Outputting the gross and net salaries in steps of 1,000 Euros (gross) at a time.

Making a Graph

Now that we have a program that spits out pairs of gross and net salaries, we can make a graph out of this data. First, we dump all this into a file.

node netsalary.js > malta.csv

Although this is technically not really CSV data, it’s still very easy to open in spreadsheet software. For instance, when you open this file using LibreOffice Calc, you get the Text Import screen where you can choose to use space as the separator.
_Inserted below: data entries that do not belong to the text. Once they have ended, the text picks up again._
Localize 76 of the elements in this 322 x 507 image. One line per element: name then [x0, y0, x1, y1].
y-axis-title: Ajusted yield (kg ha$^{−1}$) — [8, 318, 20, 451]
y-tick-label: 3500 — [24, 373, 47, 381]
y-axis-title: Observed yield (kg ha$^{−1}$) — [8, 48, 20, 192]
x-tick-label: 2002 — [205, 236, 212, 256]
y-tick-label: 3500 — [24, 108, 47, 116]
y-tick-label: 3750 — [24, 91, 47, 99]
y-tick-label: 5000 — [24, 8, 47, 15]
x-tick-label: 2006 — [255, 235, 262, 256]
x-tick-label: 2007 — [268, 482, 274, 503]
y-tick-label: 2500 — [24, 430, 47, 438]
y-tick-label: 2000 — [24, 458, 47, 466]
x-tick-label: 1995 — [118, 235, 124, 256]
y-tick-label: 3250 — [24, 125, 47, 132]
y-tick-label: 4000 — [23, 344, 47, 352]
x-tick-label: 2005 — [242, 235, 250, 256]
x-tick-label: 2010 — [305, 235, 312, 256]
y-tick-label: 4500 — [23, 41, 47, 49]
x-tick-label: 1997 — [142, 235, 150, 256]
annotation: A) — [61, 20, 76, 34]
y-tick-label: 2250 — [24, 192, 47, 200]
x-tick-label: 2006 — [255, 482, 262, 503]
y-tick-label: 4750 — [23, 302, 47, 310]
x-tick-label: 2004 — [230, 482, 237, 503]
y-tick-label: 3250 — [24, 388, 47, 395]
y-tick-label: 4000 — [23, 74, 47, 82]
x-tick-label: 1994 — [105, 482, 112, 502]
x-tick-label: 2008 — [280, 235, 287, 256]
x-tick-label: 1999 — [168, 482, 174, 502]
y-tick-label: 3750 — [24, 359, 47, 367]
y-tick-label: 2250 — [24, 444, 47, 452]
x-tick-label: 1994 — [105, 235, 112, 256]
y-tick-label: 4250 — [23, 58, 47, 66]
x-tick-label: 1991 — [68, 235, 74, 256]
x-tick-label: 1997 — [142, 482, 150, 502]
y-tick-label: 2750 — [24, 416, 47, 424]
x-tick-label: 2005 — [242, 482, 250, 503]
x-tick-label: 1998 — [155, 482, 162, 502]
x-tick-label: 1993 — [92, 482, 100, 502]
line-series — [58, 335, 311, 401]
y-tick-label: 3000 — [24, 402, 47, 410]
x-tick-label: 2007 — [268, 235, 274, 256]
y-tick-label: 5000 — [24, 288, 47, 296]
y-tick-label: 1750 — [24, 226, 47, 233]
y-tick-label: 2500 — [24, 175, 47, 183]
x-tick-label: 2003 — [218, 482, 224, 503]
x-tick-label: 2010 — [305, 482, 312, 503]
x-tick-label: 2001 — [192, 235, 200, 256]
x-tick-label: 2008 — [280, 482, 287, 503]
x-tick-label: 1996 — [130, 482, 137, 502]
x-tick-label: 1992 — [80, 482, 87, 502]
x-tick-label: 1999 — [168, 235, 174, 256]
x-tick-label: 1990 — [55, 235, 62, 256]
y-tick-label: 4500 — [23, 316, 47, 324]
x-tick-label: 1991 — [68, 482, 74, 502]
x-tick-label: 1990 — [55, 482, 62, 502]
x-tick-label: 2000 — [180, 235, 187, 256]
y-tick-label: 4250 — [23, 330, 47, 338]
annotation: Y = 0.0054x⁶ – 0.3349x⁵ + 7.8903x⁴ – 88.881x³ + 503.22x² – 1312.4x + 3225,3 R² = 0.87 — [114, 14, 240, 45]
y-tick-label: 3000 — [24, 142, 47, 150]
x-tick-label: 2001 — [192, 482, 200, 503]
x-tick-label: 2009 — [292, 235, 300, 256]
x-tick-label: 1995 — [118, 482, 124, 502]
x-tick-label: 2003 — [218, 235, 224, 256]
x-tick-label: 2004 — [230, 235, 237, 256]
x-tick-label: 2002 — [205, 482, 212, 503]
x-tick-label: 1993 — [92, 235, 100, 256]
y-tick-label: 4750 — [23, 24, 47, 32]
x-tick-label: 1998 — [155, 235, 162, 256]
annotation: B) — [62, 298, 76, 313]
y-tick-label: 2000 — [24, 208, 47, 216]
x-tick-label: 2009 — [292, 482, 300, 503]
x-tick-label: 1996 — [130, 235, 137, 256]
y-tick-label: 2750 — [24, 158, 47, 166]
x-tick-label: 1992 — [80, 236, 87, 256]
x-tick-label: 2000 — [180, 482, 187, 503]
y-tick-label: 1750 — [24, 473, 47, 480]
This makes things easier given that the net salaries contain commas.

Choose Space as the separator to load the data correctly.

Once the data is in a spreadsheet, producing a chart is a relatively simple matter:

Graph showing how net salary changes with gross salary in Malta.

Now, this graph might look a little lonely, but you can already gather interesting insight by noticing its gradient and the fact that it isn’t entirely straight.

After doing this exercise for multiple countries, it’s fascinating to see how their lines compare when plotted on the same chart.

Aside from the allure of data analysis, I hope this article served to show how easy it is to use Puppeteer to perform simple browser automation, beyond the obvious UI automation testing.